L'artisanat
se mêle alors à la culture punk ; il témoigne ici des vieux
poncifs de la peinture revisités par des fragments de tapisserie
grossière qui citent l’Angélus de Millet et tant d'autres œuvres
du même registre. Des fleurs et quelques biches, une pincée de
Fragonard et une louche de Vermeer, tout cela est cousu dans un
patchwork kitsch qui s'annule pourtant quand ces mauvaises copies sont
elles-mêmes raturées par des pastiches de l'art populaire
d'aujourd'hui, celui des surhommes et des lasers. Il en ressort un
bric à brac coloré à l'extrême, contradictoire, mais aussi un
puzzle qui nous incite à reconstituer des fragments de temps et
d'espaces opposés.
Quel
sens donner à cette confrontation entre la niaiserie d'une peinture
idéalisée, ces scènes de genre mielleuses et le monde digital qui
s'exprime violemment mais pourtant dans une même schématisation
naïve ? Sans doute une catastrophe silencieuse, lisse, engoncée
dans un mythe de la perfection classique se tapit-elle dans un passé
dont les scories se veulent désormais invisibles.A celle-ci répond,
dans un hurlement saturé de couleurs comme un clin d’œil au
street art, la prémonition d'une apocalypse avec des personnages de
science fiction, des armes magiques, des collisions, des incendies,
des traces d'émeutes.

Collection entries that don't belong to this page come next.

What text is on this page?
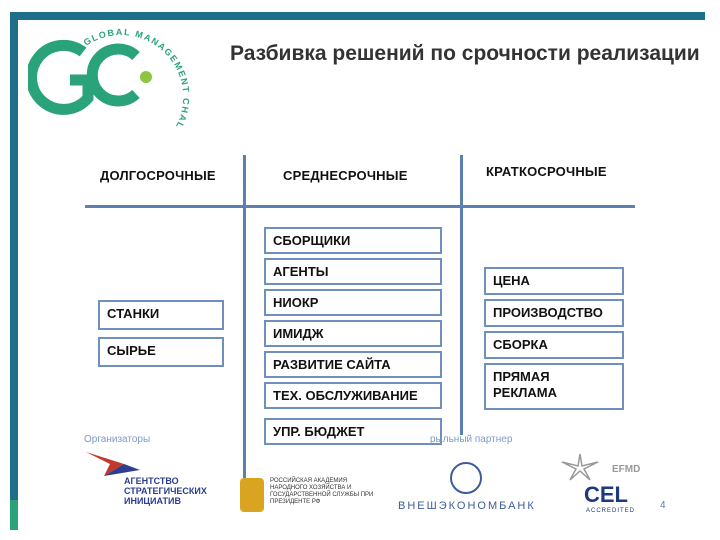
GLOBAL MANAGEMENT CHAL
Разбивка решений по срочности реализации
ДОЛГОСРОЧНЫЕ	СРЕДНЕСРОЧНЫЕ	КРАТКОСРОЧНЫЕ
СТАНКИ
СЫРЬЕ
СБОРЩИКИ
АГЕНТЫ
НИОКР
ИМИДЖ
РАЗВИТИЕ САЙТА
ТЕХ. ОБСЛУЖИВАНИЕ
УПР. БЮДЖЕТ
ЦЕНА
ПРОИЗВОДСТВО
СБОРКА
ПРЯМАЯ РЕКЛАМА
Организаторы	рыльный партнер
АГЕНТСТВО СТРАТЕГИЧЕСКИХ ИНИЦИАТИВ
РОССИЙСКАЯ АКАДЕМИЯ НАРОДНОГО ХОЗЯЙСТВА И ГОСУДАРСТВЕННОЙ СЛУЖБЫ ПРИ ПРЕЗИДЕНТЕ РФ	ВНЕШЭКОНОМБАНК
EFMD
CEL
ACCREDITED 4
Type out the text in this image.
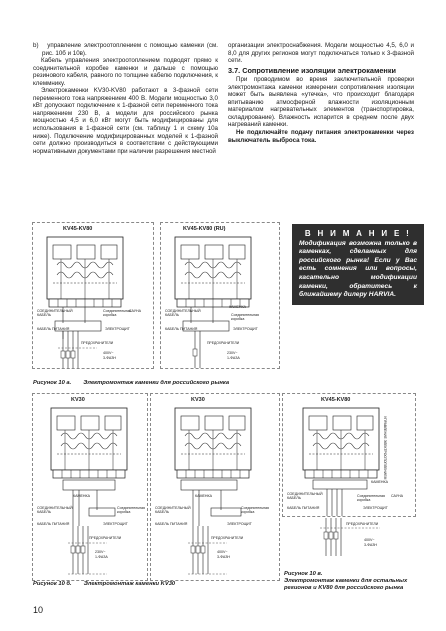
b)   управление электроотоплением с помощью каменки (см. рис. 10б и 10в).

Кабель управления электроотоплением подводят прямо к соединительной коробке каменки и дальше с помощью резинового кабеля, равного по толщине кабелю подключения, к клеммнику.

Электрокаменки KV30-KV80 работают в 3-фазной сети переменного тока напряжением 400 В. Модели мощностью 3,0 кВт допускают подключение к 1-фазной сети переменного тока напряжением 230 В, а модели для российского рынка мощностью 4,5 и 6,0 кВт могут быть модифицированы для использования в 1-фазной сети (см. таблицу 1 и схему 10а ниже). Подключение модифицированных моделей к 1-фазной сети должно производиться в соответствии с действующими нормативными документами при наличии разрешения местной

организации электроснабжения. Модели мощностью 4,5, 6,0 и 8,0 для других регионов могут подключаться только к 3-фазной сети.

3.7. Сопротивление изоляции электрокаменки

При проводимом во время заключительной проверки электромонтажа каменки измерении сопротивления изоляции может быть выявлена «утечка», что происходит благодаря впитыванию атмосферной влажности изоляционным материалом нагревательных элементов (транспортировка, складирование). Влажность испарится в среднем после двух нагреваний каменки.

Не подключайте подачу питания электрокаменки через выключатель выброса тока.

KV45-KV80
СОЕДИНИТЕЛЬНЫЙ КАБЕЛЬ
Соединительная коробка
САУНА
КАБЕЛЬ ПИТАНИЯ	ЭЛЕКТРОЩИТ
ПРЕДОХРАНИТЕЛИ
400V~
3-ФАЗН
KV45-KV80 (RU)
КАМЕНКА
СОЕДИНИТЕЛЬНЫЙ КАБЕЛЬ	Соединительная коробка
КАБЕЛЬ ПИТАНИЯ	ЭЛЕКТРОЩИТ
ПРЕДОХРАНИТЕЛИ
230V~
1-ФАЗА
В Н И М А Н И Е !
Модификация возможна только в каменках, сделанных для российского рынка! Если у Вас есть сомнения или вопросы, касательно модификации каменки, обратитесь к ближайшему дилеру HARVIA.
Рисунок 10 а. Электромонтаж каменки для российского рынка
KV30
КАМЕНКА
СОЕДИНИТЕЛЬНЫЙ КАБЕЛЬ
Соединительная коробка
КАБЕЛЬ ПИТАНИЯ	ЭЛЕКТРОЩИТ
ПРЕДОХРАНИТЕЛИ
230V~
1-ФАЗА
KV30
КАМЕНКА
СОЕДИНИТЕЛЬНЫЙ КАБЕЛЬ
Соединительная коробка
КАБЕЛЬ ПИТАНИЯ	ЭЛЕКТРОЩИТ
ПРЕДОХРАНИТЕЛИ
400V~
3-ФАЗН
KV45-KV80
УПРАВЛЕНИЕ ЭЛЕКТРООТОПЛЕНИЕМ
КАМЕНКА
СОЕДИНИТЕЛЬНЫЙ КАБЕЛЬ	Соединительная коробка
САУНА
КАБЕЛЬ ПИТАНИЯ	ЭЛЕКТРОЩИТ
ПРЕДОХРАНИТЕЛИ
400V~
3-ФАЗН
Рисунок 10 б. Электромонтаж каменки KV30
Рисунок 10 в.
Электромонтаж каменки для остальных регионов и KV80 для российского рынка
10
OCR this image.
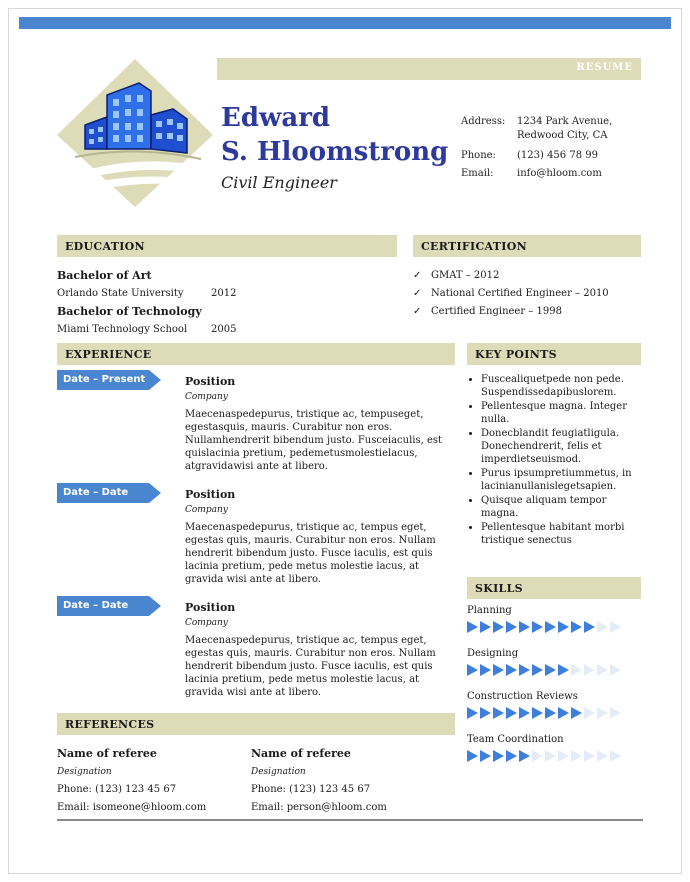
RESUME
Edward
S. Hloomstrong
Civil Engineer
Address:	1234 Park Avenue,
Redwood City, CA
Phone:	(123) 456 78 99
Email:	info@hloom.com
EDUCATION
Bachelor of Art
Orlando State University	2012
Bachelor of Technology
Miami Technology School	2005
CERTIFICATION
✓ GMAT – 2012
✓ National Certified Engineer – 2010
✓ Certified Engineer – 1998
EXPERIENCE
Date – Present	Position
Company
Maecenaspedepurus, tristique ac, tempuseget, egestasquis, mauris. Curabitur non eros. Nullamhendrerit bibendum justo. Fusceiaculis, est quislacinia pretium, pedemetusmolestielacus, atgravidawisi ante at libero.
Date – Date	Position
Company
Maecenaspedepurus, tristique ac, tempus eget, egestas quis, mauris. Curabitur non eros. Nullam hendrerit bibendum justo. Fusce iaculis, est quis lacinia pretium, pede metus molestie lacus, at gravida wisi ante at libero.
Date – Date	Position
Company
Maecenaspedepurus, tristique ac, tempus eget, egestas quis, mauris. Curabitur non eros. Nullam hendrerit bibendum justo. Fusce iaculis, est quis lacinia pretium, pede metus molestie lacus, at gravida wisi ante at libero.
KEY POINTS
• Fuscealiquetpede non pede. Suspendissedapibuslorem.
• Pellentesque magna. Integer nulla.
• Donecblandit feugiatligula. Donechendrerit, felis et imperdietseuismod.
• Purus ipsumpretiummetus, in lacinianullanislegetsapien.
• Quisque aliquam tempor magna.
• Pellentesque habitant morbi tristique senectus
SKILLS
Planning
Designing
Construction Reviews
Team Coordination
REFERENCES
Name of referee
Designation
Phone: (123) 123 45 67
Email: isomeone@hloom.com
Name of referee
Designation
Phone: (123) 123 45 67
Email: person@hloom.com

Des tas de pneus peints ou cousus pendent
comme une mauvaise coulure en bas du cadre à peine rectangulaire de
l'ensemble du patchwork. Ça claudique de partout et il en résulte
quelque chose de dérisoire, de grotesque comme si l'artiste
s'amusait à parodier l'art rococo pour pousser à l'extrême tous
les artifices de la représentation.
L'art
est ici cette excroissance du réel. Comme l'est aussi le monde
digital qui dans les œuvres de Lucien Murat apparaît sur une
matière lisse dans des zones de pixels par analogie à la trame de
la tapisserie mais aussi en opposition à elle.
Loin
de cette œuvre qui prend parfois l'épaisseur d'un bas relief, qui
s'autorise tout, le rire, le délire ou la grimace, les œuvres
d' Eglé Vismanté se rapportent à un passé
lointain enseveli dans une mythologie médiévale que l'artiste
interprète par fragments, symboles comme autant de signes pour
matérialiser l'imaginaire. Le titre « Hics »
renvoie à l'adverbe latin pour « Ici » qui, pluralisé
au Moyen-Age, prend alors un sens juridique. L'artiste inscrit ainsi
une partie de son travail dans la simultanéité et l'éphémère.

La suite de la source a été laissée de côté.